Deshalb entwickelte ich bereits im Vorfeld meiner Lektüre eine interessante Beziehung zu „Ancillary Justice“. Für mich war es ein Meilenstein. Ich hatte das Gefühl, würde mir dieses Buch gefallen, wäre mein Knoten mit der Science-Fiction endgültig geplatzt. Rational betrachtet ist das natürlich Unsinn, denn meine Schwierigkeiten mit dem Genre sind längst nicht mehr aktuell. Ich habe sie überwunden.

Trotzdem empfand ich „Ancillary Justice“ als einen letzten großen Test, als finale Bestätigung, dass ich nun wirklich in der Science-Fiction angekommen bin und bei der Lektüreauswahl keine Vorsicht mehr walten lassen muss. Es wurde Zeit, mich selbst auf die Probe zu stellen.

Beine. Arme. Torso. Augen. Stimme. Äußerlich wirkt Breq wie ein Mensch. Im Inneren von Breqs Körper lebt jedoch ein Bewusstsein, das viel älter und weiter ist, als es sich ein Mensch je vorstellen könnte. Über Jahrhunderte war Breq das Raumschiff Justice of Toren – die künstliche Intelligenz eines interstellaren Truppentransporters, die tausende menschliche Körper kontrollierte. Mithilfe der sogenannten Ancillaries überwachte Justice of Toren im Auftrag des Imperiums Radch die Annexion hunderter Planeten. Doch die letzte Annexion endete in einer schrecklichen Tragödie. Justice of Toren wurde zerstört. Nur Breq überlebte als Fragment.
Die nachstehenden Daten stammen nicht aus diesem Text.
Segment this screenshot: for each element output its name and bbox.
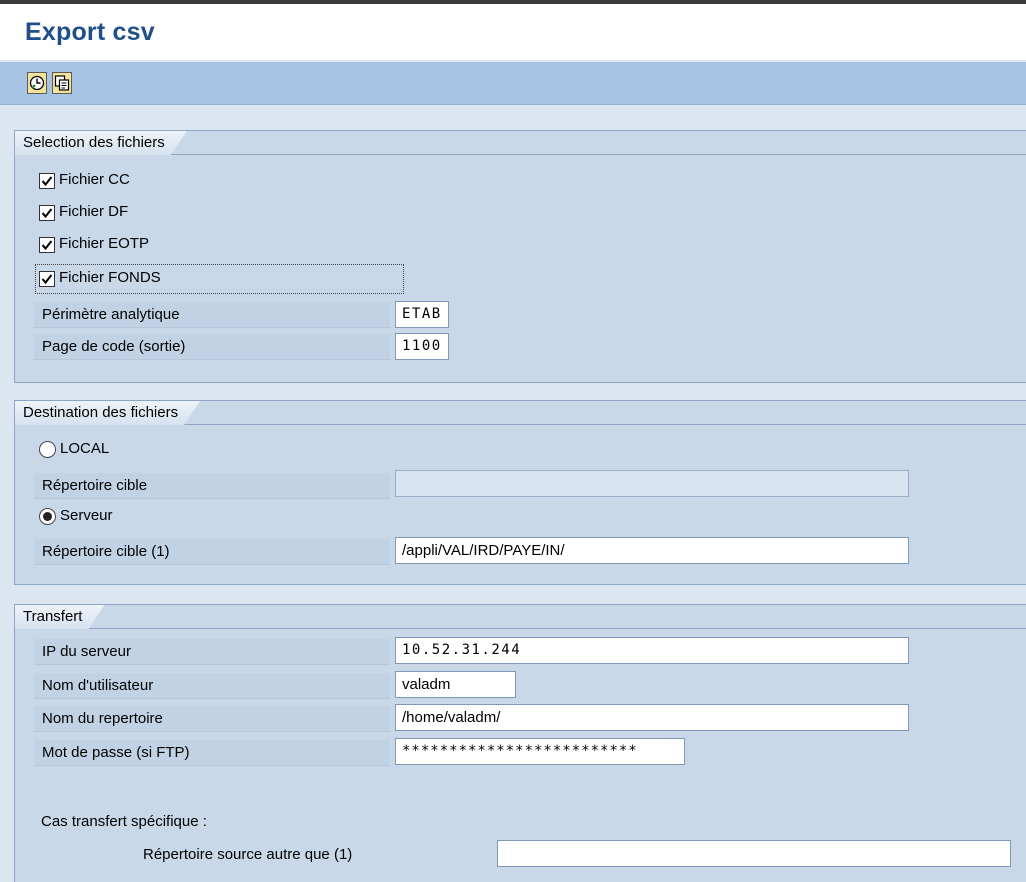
transfert-group-title: Transfert [15, 605, 104, 629]
destination-group-title: Destination des fichiers [15, 401, 200, 425]
checkbox-label-fichier-df: Fichier DF [59, 203, 129, 220]
page-title: Export csv [25, 18, 155, 46]
checkbox-label-fichier-cc: Fichier CC [59, 171, 130, 188]
user-input[interactable]: valadm [395, 671, 516, 698]
perimetre-label: Périmètre analytique [34, 302, 390, 328]
user-label: Nom d'utilisateur [34, 673, 390, 699]
dir-label: Nom du repertoire [34, 706, 390, 732]
execute-clock-icon[interactable] [27, 72, 47, 94]
password-input[interactable]: ************************* [395, 738, 685, 765]
application-toolbar [0, 62, 1026, 105]
checkbox-label-fichier-eotp: Fichier EOTP [59, 235, 150, 252]
codepage-label: Page de code (sortie) [34, 334, 390, 360]
checkbox-fichier-df[interactable] [39, 205, 55, 221]
specific-transfer-label: Cas transfert spécifique : [41, 813, 207, 830]
source-dir-label: Répertoire source autre que (1) [143, 846, 353, 863]
dir-input[interactable]: /home/valadm/ [395, 704, 909, 731]
checkbox-label-fichier-fonds: Fichier FONDS [59, 269, 161, 286]
radio-local[interactable] [39, 441, 56, 458]
ip-input[interactable]: 10.52.31.244 [395, 637, 909, 664]
ip-label: IP du serveur [34, 639, 390, 665]
password-label: Mot de passe (si FTP) [34, 740, 390, 766]
server-dir-input[interactable]: /appli/VAL/IRD/PAYE/IN/ [395, 537, 909, 564]
checkbox-fichier-fonds[interactable] [39, 271, 55, 287]
checkbox-fichier-cc[interactable] [39, 173, 55, 189]
perimetre-input[interactable]: ETAB [395, 301, 449, 328]
copy-variant-icon[interactable] [52, 72, 72, 94]
radio-label-serveur: Serveur [60, 507, 113, 524]
local-dir-label: Répertoire cible [34, 473, 390, 499]
checkbox-fichier-eotp[interactable] [39, 237, 55, 253]
selection-group-title: Selection des fichiers [15, 131, 187, 155]
local-dir-input[interactable] [395, 470, 909, 497]
title-bar: Export csv [0, 0, 1026, 60]
codepage-input[interactable]: 1100 [395, 333, 449, 360]
source-dir-input[interactable] [497, 840, 1011, 867]
server-dir-label: Répertoire cible (1) [34, 539, 390, 565]
radio-label-local: LOCAL [60, 440, 110, 457]
radio-serveur[interactable] [39, 508, 56, 525]
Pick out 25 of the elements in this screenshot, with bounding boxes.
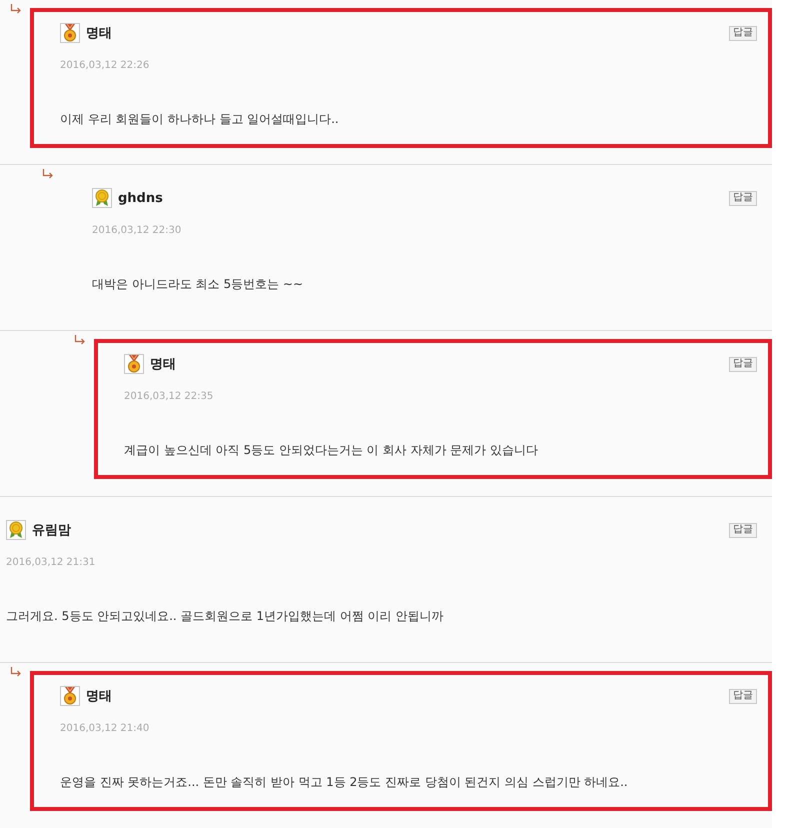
comment-date: 2016,03,12 22:30	[92, 225, 182, 236]
rosette-icon	[92, 188, 112, 208]
comment-text: 계급이 높으신데 아직 5등도 안되었다는거는 이 회사 자체가 문제가 있습니다	[124, 442, 539, 459]
author-name: 명태	[86, 25, 112, 42]
reply-button[interactable]: 답글	[729, 190, 757, 206]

19 Jahre lang versteckte sich Breq an entlegenen Orten, fern vom Einfluss des Imperiums. Geduldig entwarf die KI einen Plan, der nun kurz vor der Vollendung steht. Endlich wird Breq diejenigen zur Rechenschaft ziehen, deren Geheimnisse für die Zerstörung der Justice of Toren verantwortlich waren, und Gerechtigkeit walten lassen. Nicht für sich selbst. Für das gesamte Imperium.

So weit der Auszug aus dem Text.